Uno se sentaba sobre el pedal de la máquina de coser, empuñaba la rueda motriz que parecía una manivela y se creía Batman conduciendo el Batimóvil.

A la mecedera de madera se la volteaba, dejando las patas arqueadas hacia arriba, y se transformaba en un carretón tirado por caballos.

Una tabla colocada al frente del triciclo convertía a este vehículo infantil en un carro de guerra romano.

El camarote de dos niveles se transformaba en las habitaciones de un yate gracias a las paredes improvisadas con sábanas, colchas y cobijas.

La parte inferior de la mesa del comedor, poblada por las patas de las sillas, era una caverna laberíntica apta para superhéroes.

Cualquier mueble o electrodoméstico se convertía, con la ayuda de la imaginación, en un mágico juguete que nos entretenía y divertía durante los años de la infancia.

A Frank, Alejandro, Ricardo y a mí nos bastaba con muy poco para gozar, pasarla bien, sacarle el jugo a cada segundo de la niñez.

No necesitábamos juguetes caros para ser carajillos felices. Nos bastaba con la creatividad, la fantasía y una cierta dosis de locura.

¿De qué otra manera podía una escoba ser vista como un caballo, un paraguas como un escudo o un árbol de tamarindo como la casa de un mago?

“Nos divertíamos como locos con juguetes simples”, dice el protagonista de la novela Sodio, escrita por el argentino Jorge Consiglio (1962) al evocar su infancia feliz.

“Jugar es cosa seria. El juego libera todo el potencial creativo del niño… en el juego fortalece las habilidades blandas…trabajo en equipo, autoestima, resolución de conflictos… De güilas, mis hermanos y yo jugábamos en aquella máquina de coser de mamá… para mí era el Batimóvil… tana nanana… tana nanana…”, escribió ayer mi hermano Alejandro en LinkedIn.

Un hormiguero era un planeta habitado por extraterrestres, la máquina de escribir era el jardín donde germinaban y florecían las letras, el acordeón de papá era un abuelo que nos hacía cantar cuando estiraba y encogía sus arrugas…

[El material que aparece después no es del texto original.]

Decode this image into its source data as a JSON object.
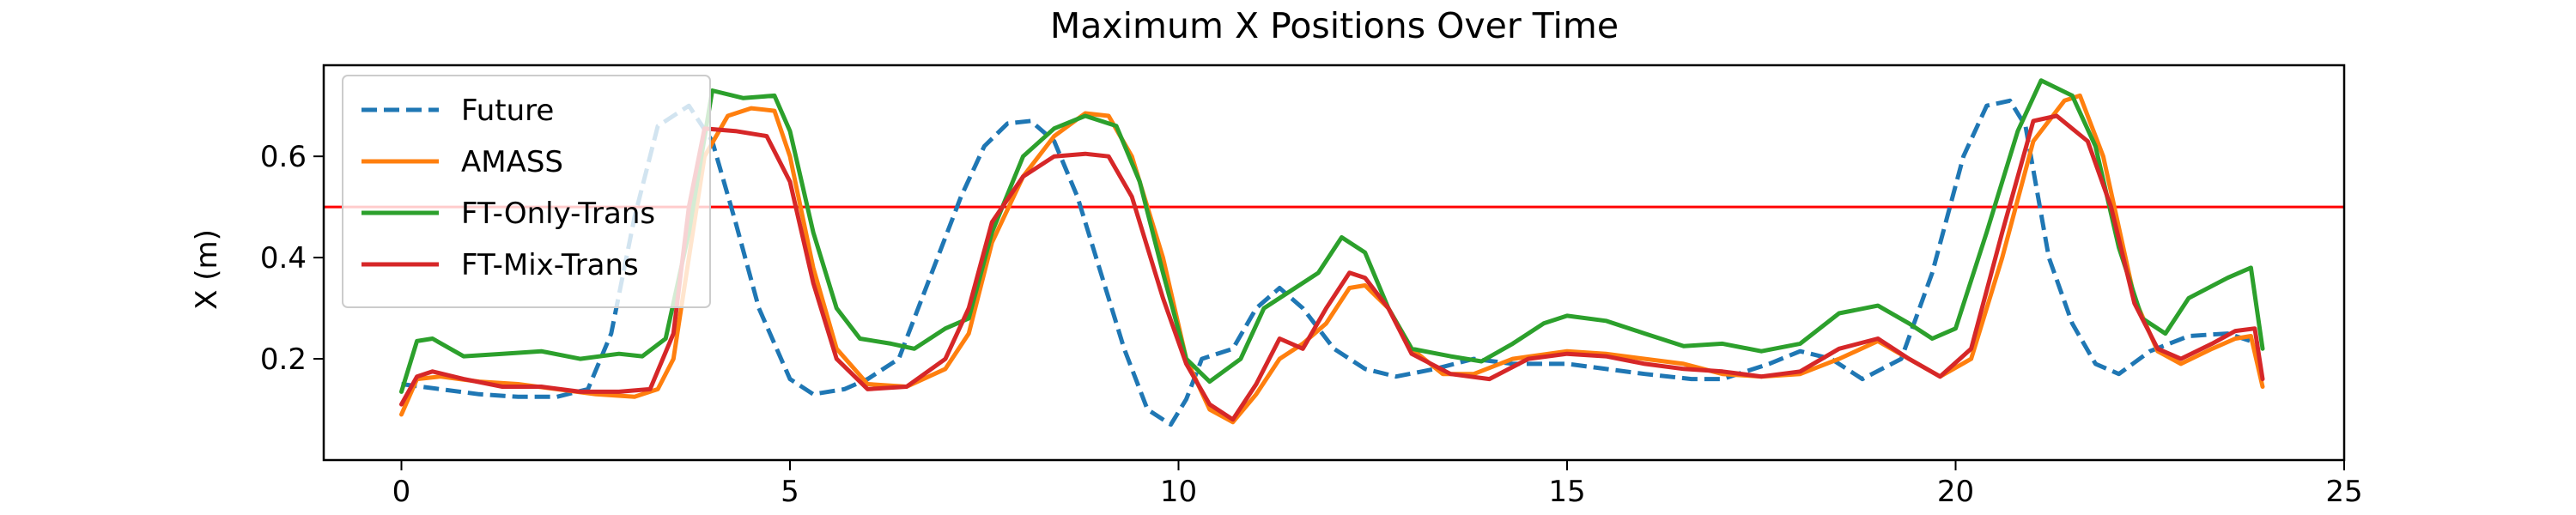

El viento era un amigo invisible, la lluvia nos convertía en peces, el cielo era una enorme pizarra celeste habitada por nubes de tiza…

Algo tan simple como una caja de cartón era un casco, una escafandra, una cueva en donde esconderse de algún ogro…

Salir de la infancia es repetir la traumática experiencia de la expulsión del paraíso.